LOS ANGELES (Reuters) - “Avatar” director James Cameron’s latest project takes audiences back to the humble beginnings of science fiction movies, long before films like “Star Wars” sold billions of dollars worth of tickets and dominated popular culture.
In a six-part documentary series that debuts on U.S. cable network AMC on Monday, Cameron explores the B-movies of the 1950s, space and alien films of the 1960s, and post-apocalyptic thrillers of the 1970s.
While many are now considered classics, including Stanley Kubrick’s “2001: A Space Odyssey” from 1968, Cameron said Hollywood executives at the time showed little interest in a genre that rarely yielded big box office returns.

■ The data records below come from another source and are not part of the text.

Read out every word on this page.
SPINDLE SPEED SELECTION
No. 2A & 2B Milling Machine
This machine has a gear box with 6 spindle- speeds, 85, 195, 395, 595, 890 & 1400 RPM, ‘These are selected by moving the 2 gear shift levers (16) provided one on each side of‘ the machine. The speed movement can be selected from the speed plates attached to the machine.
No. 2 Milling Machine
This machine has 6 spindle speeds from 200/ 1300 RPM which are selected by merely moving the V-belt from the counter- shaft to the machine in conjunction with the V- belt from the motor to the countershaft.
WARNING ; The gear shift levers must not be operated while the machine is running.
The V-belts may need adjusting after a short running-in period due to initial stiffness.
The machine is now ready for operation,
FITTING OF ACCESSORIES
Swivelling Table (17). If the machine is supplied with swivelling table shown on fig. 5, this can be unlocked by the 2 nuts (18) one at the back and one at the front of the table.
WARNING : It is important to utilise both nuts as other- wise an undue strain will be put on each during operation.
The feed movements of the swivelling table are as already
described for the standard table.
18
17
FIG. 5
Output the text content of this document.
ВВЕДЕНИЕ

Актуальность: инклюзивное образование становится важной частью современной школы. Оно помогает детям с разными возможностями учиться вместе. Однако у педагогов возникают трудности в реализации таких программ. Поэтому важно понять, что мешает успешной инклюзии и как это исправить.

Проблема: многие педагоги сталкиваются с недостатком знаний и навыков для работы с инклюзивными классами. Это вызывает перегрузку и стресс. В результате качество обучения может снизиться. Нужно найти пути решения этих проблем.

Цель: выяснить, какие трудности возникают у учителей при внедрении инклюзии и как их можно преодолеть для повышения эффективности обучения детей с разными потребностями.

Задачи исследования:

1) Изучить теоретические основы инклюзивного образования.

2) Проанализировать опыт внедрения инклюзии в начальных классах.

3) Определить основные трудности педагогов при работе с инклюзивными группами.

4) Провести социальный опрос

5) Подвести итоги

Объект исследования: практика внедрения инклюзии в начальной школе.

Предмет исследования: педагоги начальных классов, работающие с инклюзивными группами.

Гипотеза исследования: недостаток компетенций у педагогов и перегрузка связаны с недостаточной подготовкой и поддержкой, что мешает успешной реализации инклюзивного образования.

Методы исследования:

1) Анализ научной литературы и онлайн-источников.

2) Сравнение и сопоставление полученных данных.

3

“Nobody had ever made any damn money with science fiction,” Cameron told reporters at the Manhattan Beach, California, studio where he is in the middle of making two “Avatar” sequels.
Everything changed with 1977’s “Star Wars,” which became the highest-grossing domestic film in history at the time and sent film studios scrambling to imitate it.
“You had a lot of bad science fiction for a while, all trying to cash in on ‘Star Wars,’” Cameron said. “Then the whole genre elevated and became much more what it is today, which is much more a part of the mainstream culture.”
Today, movies grounded in science fiction are among the biggest draws at box offices. Cameron’s “Avatar” holds the current record for ticket sales with $2.8 billion worldwide.
This weekend’s “Avengers: Infinity War,” from Walt Disney Co’s Marvel Studios, is expected to rank among the top U.S. and Canadian openings of all time.
In the series called “AMC Visionaries: James Cameron’s Story of Science Fiction,” Cameron interviews fellow directors Steven Spielberg, Guillermo del Toro, George Lucas, Ridley Scott and Christopher Nolan about filmmaking and their influences.
Cameron traded notes with the directors on their favorite sci-fi literature from as far back as the 1930s, something he wanted to highlight as a key part of the genre’s origins.
“What was important to me for this series was to trace back the DNA of these stories,” Cameron said. “So if you’ve got a time travel story, where did that come from? If you’ve got a space story, how did that enter our popular culture? Why did science fiction as a genre struggle to try and popularize these ideas?”
Cameron argued that science fiction is now more relevant than ever as humans become more dependent on machines.
“We are co-evolving with our own technology,” Cameron said.
“Science fiction is kind of our headlights. It helps us see what’s down the road.”